Dante trascorre, tra la selva e il pendio del colle, una notte ed un giorno in un’oscillazione drammatica di speranza e disperazione fino all’intervento di Virgilio. Quando i due si avviano per l’eccezionale viaggio, è il tramonto. Sulla terra tutti riposano: solo Dante si appresta ad un’impresa che richiede vigilanza e che, dopo il momento dell’accettazione entusiastica, gli si rivela durissima, forse impossibile. Comincia l’inquietudine: si affacciano al suo animo perplesso dubbi ed incertezze. Un viaggio nei regni oltremondani non era teoricamente impossibile: lo avevano in precedenza compiuto Enea e San Paolo. Ma Enea era sostenuto dalla volontà divina che gli affidò il compito della conquista dell’Italia, condizione necessaria per la creazione dell’impero romano, a sua volta indispensabile premessa all’impero cristiano.
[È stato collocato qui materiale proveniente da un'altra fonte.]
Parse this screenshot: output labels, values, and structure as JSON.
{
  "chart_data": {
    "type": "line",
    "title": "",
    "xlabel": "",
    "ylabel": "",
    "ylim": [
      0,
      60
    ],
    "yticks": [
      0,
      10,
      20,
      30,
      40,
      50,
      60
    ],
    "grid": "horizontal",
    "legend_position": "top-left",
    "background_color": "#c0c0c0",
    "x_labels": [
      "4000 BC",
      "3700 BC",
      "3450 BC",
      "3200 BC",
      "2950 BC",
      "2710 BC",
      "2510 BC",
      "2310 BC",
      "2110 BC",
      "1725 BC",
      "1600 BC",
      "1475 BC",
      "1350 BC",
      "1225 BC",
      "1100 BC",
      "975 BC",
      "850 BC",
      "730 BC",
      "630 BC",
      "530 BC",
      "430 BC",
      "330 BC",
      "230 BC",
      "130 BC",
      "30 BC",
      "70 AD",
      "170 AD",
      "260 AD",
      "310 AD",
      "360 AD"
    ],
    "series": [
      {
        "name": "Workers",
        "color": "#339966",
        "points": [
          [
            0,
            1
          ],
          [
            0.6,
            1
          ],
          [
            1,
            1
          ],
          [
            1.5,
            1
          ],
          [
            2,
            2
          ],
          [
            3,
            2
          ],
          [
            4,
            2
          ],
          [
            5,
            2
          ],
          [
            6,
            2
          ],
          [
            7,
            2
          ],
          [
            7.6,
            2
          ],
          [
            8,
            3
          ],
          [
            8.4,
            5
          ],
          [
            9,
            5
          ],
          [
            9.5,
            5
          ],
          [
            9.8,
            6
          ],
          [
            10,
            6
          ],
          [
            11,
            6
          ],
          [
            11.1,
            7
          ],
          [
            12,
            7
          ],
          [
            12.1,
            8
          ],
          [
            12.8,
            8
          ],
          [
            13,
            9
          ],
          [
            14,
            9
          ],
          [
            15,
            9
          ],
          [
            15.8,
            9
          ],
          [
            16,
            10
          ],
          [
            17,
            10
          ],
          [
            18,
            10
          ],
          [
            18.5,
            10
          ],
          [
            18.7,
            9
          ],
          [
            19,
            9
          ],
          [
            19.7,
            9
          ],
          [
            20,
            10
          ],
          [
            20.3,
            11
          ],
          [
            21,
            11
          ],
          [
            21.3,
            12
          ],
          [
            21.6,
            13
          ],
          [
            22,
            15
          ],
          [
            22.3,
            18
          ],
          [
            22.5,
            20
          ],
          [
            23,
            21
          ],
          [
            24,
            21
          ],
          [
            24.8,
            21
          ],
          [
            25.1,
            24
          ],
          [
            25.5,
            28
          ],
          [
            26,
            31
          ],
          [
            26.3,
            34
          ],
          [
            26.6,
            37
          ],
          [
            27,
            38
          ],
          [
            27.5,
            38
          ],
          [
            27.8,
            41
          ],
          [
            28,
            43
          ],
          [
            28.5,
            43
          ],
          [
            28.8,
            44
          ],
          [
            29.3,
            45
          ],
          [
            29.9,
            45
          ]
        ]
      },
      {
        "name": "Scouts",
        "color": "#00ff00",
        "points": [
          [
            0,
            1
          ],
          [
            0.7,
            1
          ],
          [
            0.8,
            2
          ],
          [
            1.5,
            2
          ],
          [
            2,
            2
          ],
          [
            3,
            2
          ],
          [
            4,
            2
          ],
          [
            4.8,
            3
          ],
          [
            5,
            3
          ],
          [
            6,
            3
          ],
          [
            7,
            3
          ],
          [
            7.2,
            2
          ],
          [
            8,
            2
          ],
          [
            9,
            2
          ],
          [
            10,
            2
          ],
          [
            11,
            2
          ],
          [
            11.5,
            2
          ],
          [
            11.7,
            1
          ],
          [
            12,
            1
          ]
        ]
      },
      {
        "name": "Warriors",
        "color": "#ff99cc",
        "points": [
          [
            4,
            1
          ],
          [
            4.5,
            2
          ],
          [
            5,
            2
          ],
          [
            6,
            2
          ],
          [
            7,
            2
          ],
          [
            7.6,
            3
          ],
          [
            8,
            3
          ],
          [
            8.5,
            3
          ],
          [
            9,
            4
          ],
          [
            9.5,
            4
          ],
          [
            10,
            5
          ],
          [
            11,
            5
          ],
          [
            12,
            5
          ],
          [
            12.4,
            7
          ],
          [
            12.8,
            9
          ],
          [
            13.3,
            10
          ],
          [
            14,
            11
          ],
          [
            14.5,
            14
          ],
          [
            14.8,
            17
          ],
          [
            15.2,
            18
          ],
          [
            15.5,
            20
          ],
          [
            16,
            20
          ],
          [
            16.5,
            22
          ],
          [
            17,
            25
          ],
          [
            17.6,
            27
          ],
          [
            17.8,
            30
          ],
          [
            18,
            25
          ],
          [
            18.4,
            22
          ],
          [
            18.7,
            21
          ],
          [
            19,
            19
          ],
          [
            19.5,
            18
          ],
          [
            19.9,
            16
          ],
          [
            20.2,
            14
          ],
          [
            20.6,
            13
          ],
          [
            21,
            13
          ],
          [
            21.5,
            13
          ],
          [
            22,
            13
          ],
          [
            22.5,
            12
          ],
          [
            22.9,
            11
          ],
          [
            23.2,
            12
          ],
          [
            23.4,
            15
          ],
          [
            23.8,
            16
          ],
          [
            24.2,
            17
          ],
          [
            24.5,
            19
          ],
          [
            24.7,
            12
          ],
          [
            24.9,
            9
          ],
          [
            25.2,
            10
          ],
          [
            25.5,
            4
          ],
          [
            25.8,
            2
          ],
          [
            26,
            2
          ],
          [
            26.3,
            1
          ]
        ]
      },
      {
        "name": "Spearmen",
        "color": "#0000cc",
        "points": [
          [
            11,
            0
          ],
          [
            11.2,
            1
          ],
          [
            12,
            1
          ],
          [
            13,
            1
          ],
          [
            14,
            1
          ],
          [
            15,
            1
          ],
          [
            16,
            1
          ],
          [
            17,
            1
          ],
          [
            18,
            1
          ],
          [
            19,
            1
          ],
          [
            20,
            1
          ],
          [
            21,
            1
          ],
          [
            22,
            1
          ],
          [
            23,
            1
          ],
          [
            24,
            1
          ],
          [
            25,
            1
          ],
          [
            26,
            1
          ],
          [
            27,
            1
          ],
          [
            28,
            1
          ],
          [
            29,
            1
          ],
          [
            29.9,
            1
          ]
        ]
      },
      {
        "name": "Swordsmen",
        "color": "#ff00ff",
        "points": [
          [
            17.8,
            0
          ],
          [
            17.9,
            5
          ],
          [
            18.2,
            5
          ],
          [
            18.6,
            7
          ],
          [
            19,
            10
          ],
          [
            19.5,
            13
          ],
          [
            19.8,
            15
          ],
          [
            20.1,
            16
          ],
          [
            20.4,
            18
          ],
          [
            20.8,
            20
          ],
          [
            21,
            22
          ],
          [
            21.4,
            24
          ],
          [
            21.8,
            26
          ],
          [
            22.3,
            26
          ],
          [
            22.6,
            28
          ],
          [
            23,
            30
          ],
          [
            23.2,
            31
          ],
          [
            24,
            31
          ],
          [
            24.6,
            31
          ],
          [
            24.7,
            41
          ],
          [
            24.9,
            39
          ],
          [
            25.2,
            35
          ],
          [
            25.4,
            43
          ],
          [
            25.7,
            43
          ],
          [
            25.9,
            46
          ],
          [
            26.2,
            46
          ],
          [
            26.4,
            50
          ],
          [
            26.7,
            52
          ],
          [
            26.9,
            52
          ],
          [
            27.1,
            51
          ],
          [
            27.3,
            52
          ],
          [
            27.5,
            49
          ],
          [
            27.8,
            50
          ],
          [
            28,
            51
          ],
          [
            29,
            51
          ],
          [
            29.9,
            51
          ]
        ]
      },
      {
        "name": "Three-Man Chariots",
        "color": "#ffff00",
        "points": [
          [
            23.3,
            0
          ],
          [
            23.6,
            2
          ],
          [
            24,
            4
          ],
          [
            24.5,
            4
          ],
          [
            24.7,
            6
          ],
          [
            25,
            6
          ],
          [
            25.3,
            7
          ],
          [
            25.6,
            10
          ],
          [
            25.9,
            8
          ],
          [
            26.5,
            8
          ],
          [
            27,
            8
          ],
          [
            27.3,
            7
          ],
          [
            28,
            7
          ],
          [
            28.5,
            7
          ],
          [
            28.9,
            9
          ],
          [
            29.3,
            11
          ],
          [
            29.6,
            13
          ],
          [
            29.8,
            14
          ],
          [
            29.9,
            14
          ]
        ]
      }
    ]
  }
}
Nel viaggio di Enea c’era quindi una direttiva provvidenziale che collocava in una linea di continuità Enea, Roma, l’impero, il papato. Vivo si era recato nell’aldilà anche san Paolo, per trarne conforto alla fede cristiana, così bisognosa alle origini di conferma e di coraggio. Ma se il viaggio di Enea servì alla vita dell’impero, e quello di san Paolo alla Chiesa, a quale compito deve obbedire il viaggio di Dante?
E per quale titolo Dante può essere accostato ad Enea e a Paolo? Non è presunzione la sua? C’è nella perplessità di Dante una nota di sincerità, ma c’è anche un pizzico di viltà: lo rileva subito Virgilio che invita il discepolo a non arretrare in presenza di un’impresa certo difficile ma indispensabile ed esaltante. Sappia inoltre che lui, Virgilio, è stato sollecitato al viaggio da una donna « beata e bella », da Beatrice, che, scesa dal paradiso, lo ha pregato di recare aiuto àl suo fedele che ormai si avvia verso la totale perdizione. Per salvarlo dalla selva, dalla perdita del destino religioso, non c’è altra strada. Sappia inoltre che ad assisterlo e a fargli superare le difficoltà del viaggio non c’è solo Beatrice ma anche santa Lucia e la Vergine Maria. Ben tre donne benedette presiedono al viaggio e garantiscono salvezza. Il viaggio, dunque, si pone nella cornice di un disegno provvidenziale, come i viaggi di Enea e di san Paolo: il viaggio di Dante è destinato a ridare all’umanità le grandi virtù, a ricondurre il papa e l’imperatore ai loro compiti, a riedificare una società non fondata sulla cupidigia. Rinfrancato dalla certezza di un’assistenza divina, Dante si dice pronto al viaggio. I due affrontano ora una strada difficile e selvaggia.
Se il primo canto è il canto di Virgilio, simbolo della ragione che guida al bene, alla società razionalmente ordinata, il secondo è il canto di Beatrice. Ritorna, dopo gli anni del traviamento del poeta, la donna cantata nella Vita Nuova, la “gentilissima“, rivestita di luce, di umiltà e di candore. Beatrice era stata per Dante giovane il segno del desiderio di assoluto che accompagnò la sua ricerca di valori, totali e perfetti: si presenta ora come .un ideale smarrito, che può e deve essere riconquistato se si vuole uscire dal disordine e risalire fino a Dio, della cui bellezza quella di Beatrice in terra era un’anticipazione. Perciò Beatrice ancora fa da tramite tra Dio e l’aspirazione del poeta ai valori assoluti: e poiché a Dio si giunge attraverso la Rivelazione, Beatrice è il simbolo della verità rivelata, senza la quale la scienza razionale, quella di Virgilio, fallisce. Non esiste perciò discontinuità tra l’esperienza giovanile narrata nella Vita Nuova e questa che porterà Dante alla presenza di Dio: egli intende riconsegnare agli uomini la verità divina ritrovata, perché non cadano negli errori in cui è caduto lui dopo che si oscurò in lui il senso delle cose alte e vere cui l’aveva avviato, con il suo sorriso e con la luce dei suoi occhi, la donna che ora ritrova alla base della sua volontà di ristabilire i rapporti di obbedienza e. di fedeltà alla divinità.